While not yet successfully implemented in the laboratory, we recognize that amine catalysis of this cascade (via enamine-triggered elimination, iminium-ion-induced hydride shift, and enamine/iminium ion Mannich ring closure) would be more plausibly biomimetic conditions for this alkaloid interconversion. Efforts to effect this transformation under such milder, biologically relevant conditions are underway.^[17]

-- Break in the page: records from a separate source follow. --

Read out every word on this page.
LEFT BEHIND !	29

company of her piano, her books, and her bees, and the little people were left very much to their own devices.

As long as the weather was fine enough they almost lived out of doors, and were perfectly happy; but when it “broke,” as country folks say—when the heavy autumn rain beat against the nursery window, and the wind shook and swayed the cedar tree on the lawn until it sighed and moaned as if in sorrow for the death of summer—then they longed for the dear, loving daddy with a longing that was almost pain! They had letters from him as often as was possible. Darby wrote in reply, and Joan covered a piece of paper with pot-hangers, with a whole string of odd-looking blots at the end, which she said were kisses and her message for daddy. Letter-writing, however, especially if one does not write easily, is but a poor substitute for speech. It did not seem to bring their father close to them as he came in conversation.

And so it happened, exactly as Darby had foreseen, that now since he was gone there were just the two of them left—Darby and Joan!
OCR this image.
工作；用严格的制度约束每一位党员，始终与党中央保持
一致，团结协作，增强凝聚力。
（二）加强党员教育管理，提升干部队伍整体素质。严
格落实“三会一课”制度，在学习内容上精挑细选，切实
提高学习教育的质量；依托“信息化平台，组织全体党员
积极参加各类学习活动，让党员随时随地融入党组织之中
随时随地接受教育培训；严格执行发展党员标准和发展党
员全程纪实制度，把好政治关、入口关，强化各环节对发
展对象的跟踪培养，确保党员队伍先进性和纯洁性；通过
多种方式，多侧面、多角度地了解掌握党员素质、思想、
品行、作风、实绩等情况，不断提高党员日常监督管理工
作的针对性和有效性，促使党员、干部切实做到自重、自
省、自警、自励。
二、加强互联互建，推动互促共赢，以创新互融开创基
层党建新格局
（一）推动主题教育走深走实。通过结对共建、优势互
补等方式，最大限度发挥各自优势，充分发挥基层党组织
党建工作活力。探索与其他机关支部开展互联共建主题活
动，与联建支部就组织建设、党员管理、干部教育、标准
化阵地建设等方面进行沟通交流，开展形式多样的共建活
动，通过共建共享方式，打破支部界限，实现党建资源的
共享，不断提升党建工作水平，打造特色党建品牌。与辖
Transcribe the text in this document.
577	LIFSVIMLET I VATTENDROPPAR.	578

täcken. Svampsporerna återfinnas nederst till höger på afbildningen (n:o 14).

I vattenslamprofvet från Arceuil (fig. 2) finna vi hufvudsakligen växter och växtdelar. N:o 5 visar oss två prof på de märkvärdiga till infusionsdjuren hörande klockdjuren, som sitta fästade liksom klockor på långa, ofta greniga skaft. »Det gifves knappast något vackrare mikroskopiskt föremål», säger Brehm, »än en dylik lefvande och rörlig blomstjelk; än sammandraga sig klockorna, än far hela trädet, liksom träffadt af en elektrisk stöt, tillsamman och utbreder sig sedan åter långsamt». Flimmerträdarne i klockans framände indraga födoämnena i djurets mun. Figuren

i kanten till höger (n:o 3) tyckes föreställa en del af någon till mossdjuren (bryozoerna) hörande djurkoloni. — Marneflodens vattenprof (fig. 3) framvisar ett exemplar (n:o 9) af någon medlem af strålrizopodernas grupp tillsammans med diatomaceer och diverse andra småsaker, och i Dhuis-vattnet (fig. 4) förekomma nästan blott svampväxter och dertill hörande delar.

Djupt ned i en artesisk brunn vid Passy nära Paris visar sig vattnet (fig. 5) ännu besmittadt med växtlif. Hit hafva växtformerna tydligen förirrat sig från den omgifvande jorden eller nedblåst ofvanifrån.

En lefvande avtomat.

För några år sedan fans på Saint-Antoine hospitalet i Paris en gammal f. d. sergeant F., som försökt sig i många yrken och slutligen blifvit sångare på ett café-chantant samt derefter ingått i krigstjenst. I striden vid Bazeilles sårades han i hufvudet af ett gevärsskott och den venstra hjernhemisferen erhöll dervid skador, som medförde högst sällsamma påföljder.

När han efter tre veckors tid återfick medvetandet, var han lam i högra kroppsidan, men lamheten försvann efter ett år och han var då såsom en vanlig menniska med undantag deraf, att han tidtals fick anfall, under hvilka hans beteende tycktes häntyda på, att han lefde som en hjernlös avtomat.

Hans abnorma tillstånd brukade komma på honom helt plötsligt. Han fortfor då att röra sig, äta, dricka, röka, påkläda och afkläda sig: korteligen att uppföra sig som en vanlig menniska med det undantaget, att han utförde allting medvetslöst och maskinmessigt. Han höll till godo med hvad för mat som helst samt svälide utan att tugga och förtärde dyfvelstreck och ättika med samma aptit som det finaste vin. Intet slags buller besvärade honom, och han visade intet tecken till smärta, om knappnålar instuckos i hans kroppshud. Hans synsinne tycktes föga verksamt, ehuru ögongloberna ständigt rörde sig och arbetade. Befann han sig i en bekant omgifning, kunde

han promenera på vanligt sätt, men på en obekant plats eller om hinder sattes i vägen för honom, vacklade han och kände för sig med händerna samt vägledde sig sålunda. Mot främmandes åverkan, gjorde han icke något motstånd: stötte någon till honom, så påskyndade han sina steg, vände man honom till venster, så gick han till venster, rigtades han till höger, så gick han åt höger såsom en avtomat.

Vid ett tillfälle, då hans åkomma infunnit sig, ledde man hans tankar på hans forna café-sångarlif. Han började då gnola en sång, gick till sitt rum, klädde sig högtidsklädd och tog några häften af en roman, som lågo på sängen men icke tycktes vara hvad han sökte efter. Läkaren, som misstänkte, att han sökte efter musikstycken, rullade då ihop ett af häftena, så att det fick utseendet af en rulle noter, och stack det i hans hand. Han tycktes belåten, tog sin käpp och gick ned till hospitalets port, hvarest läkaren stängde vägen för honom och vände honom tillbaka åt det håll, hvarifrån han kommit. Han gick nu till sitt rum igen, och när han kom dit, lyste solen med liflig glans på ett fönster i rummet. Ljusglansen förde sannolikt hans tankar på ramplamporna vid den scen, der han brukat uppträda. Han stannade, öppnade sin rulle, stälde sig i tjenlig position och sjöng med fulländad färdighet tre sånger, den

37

We have established an efficient synthesis of the complex alkaloid alstonlarsine A via a plausibly biomimetic conversion of alstolucines B and F to this target. Given our previous synthesis of these alkaloids from pyridine, our total synthesis of alstonlarsine A proceeds via a longest linear sequence of 15 steps, and with an overall yield of about 10%, which compares favorably to the recent syntheses of this alkaloid.^[13,19] Our demonstration of the chemical feasibility of this new biogenetic hypothesis provides circumstantial evidence that such a hydride shift/Mannich cascade features in the biosynthesis of alstonlarsine A. Taken together with our work on alsmaphorazine B, this sequence shows how complex rearrangements can be driven by the in situ formation of complementary pairs of reactive functional groups that would be difficult to generate in a stepwise manner. One of the most fascinating outcomes of our work on chemical investigations into the provenance of both the alsmaphorazines and alstonlarsine A is the realization that these two structurally incongruous alkaloids are in fact likely to be very closely biogenetically related. Finally, we note that—should our proposal be confirmed by rigorous biosynthetic experiments—this would appear to be the first instance of an internal redox/Mannich cascade in alkaloid biosynthesis.